Source: Robert Langreth Blog

In the wake of the FDA’s decision start the process to revoke Avastin’s approval in breast cancer last week, patients are puzzled and angry over how a drug once touted as a breakthrough  now can be branded as ineffective.  The controversy illustrates just how much the much-vaunted revolution in cancer therapy is driven by hype and high prices.

Selling cancer drugs has become big business, with $52 billion in sales last year, according to IMS.  Some $6 billion of it goes right to Roche’s Avastin, the biggest selling of the new drugs. No wonder companies like Merck and Pfizer are  racing to develop new cancer drugs.

But even as sales reach new heights, and prices keep going up–pretty much any cancer drug now costs $50,000 a year–the results from many trials are getting less and less impressive. Tarceva from Roche extends the life of pancreatic cancer patients by two weeks. Avastin has now failed to extend the lives of breast cancer patients in three giant trials.

The hype about targeted cancer drugs has reached fever pitch thanks in part to baby boomers who don’t want to acknowledge their mortality; companies who need to sell hugely expensive drugs that can cost up to $100,000 a year; and science journalists eager for a positive story about a dread disease.

The truth is that nobody wants to acknowledge the unpleasant fact that progress against most cancers has been grudgingly slow. Oncologists are in the business of providing hope to patients with incurable advanced disease.  Having a fancy new targeted drug to give their patients provides this hope. It can be hard to admit that one drug that you have been giving to a lot of patients may not be doing much of anything at all. Most new drugs extend life by just a couple months, often with lots of very nasty side effects, and always at huge cost.

This is not to say that the revolution in cancer genetics hasn’t produced a handful of real scientific breakthroughs, such as Novartis’s Gleevec for leukemia and Roche’s Herceptin for breast cancer. But most of the progress is surprisingly incremental and doesn’t live up to the level of hype that targeted cancer drugs have gotten. Americans have trouble getting used to the concept that medicine progresses at a far slower rate than the computer industry.

Some people, including cancer researcher Garth Anderson, contend the whole targeted cancer drug revolution is failing for reasons that are obvious in retrospect. He says much more attention needs to be focused on devising better surgical methods that could cure more people. Other top doctors worry that a system of paying huge amounts for trivial improvements in slowing the disease will encourage more mediocre drugs in the future instead of true breakthroughs.

Some doctors argue that the problem is that drug companies are designing enormous trials that show statistically valid but “trivial” differences in survival times . They say that to encourage true innovation doctors need to set higher standards. In one recent commentary in the Journal of the National Cancer Institute, University of Toronto oncologist Ian Tannock argued that a three month survival difference is the minimum clinically meaningful difference for most solid tumors. If regulators set this as a minimum, it would encourage smaller patient trials of a greater number of novel drugs. The result might be more real breakthroughs.

Back to Avastin for metastatic breast cancer.  If it doesn’t help people live longer or improve symptoms, then what does it do?  It makes an X-ray look prettier for a few months.  This is what the fancy term “improves progression free survival” actually means–the cancer’s new growth takes a few months longer to show up on an X-ray. Researchers used to assume that slower X-ray growth would always translate into longer survival. Unfortunately, for reasons that nobody knows, this  has not proven to be the case with Avastin in breast cancer.

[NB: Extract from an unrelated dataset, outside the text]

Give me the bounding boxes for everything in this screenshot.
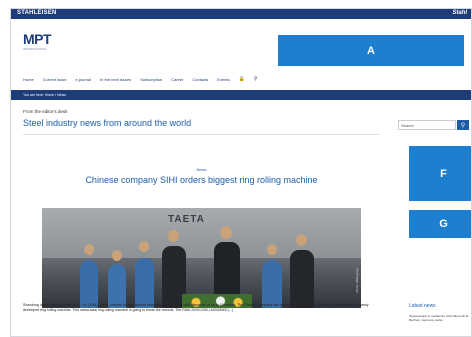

A few years ago, Avastin was touted as one of the biggest targeted drug breakthroughs, the first in a new class that choked off tumor blood supply.  It does hit a specific molecular target in the cell called VEGF. But the more researchers study it, the murkier the mechanism behind Avastin looks. Some researchers worry it could create a rebound effect that can make the disease grow faster under some circumstances.

And unlike Gleevec  and Herceptin,  which are aimed at narrow subsets of patients, Avastin isn’t targeted to a specific groups of patients at all.  It is an old fashioned give-it-to-all-comers-and-hope-that-a-few-of-them-will-benefit drug. This may be part of the problem. If researchers could identify a narrow subset of women who truly benefit from Avastin, then doctors could avoid having to expose everyone to its nasty side effects.

According to the FDA, serious or life threatening complications of Avastin include “risk of stroke, wound healing complications, organ damage or failure; and the development of a neurological condition called reversible posterior leukoencephalopathy syndrome.”

The Avastin controversy is destined to continue for quite some while. Roche is expected to ask for a hearing to contest the decision. My question: if this were some obscure old off-patent chemotherapy drug that didn’t have $6 billion in sales or an exotic new mechanism, would anyone care?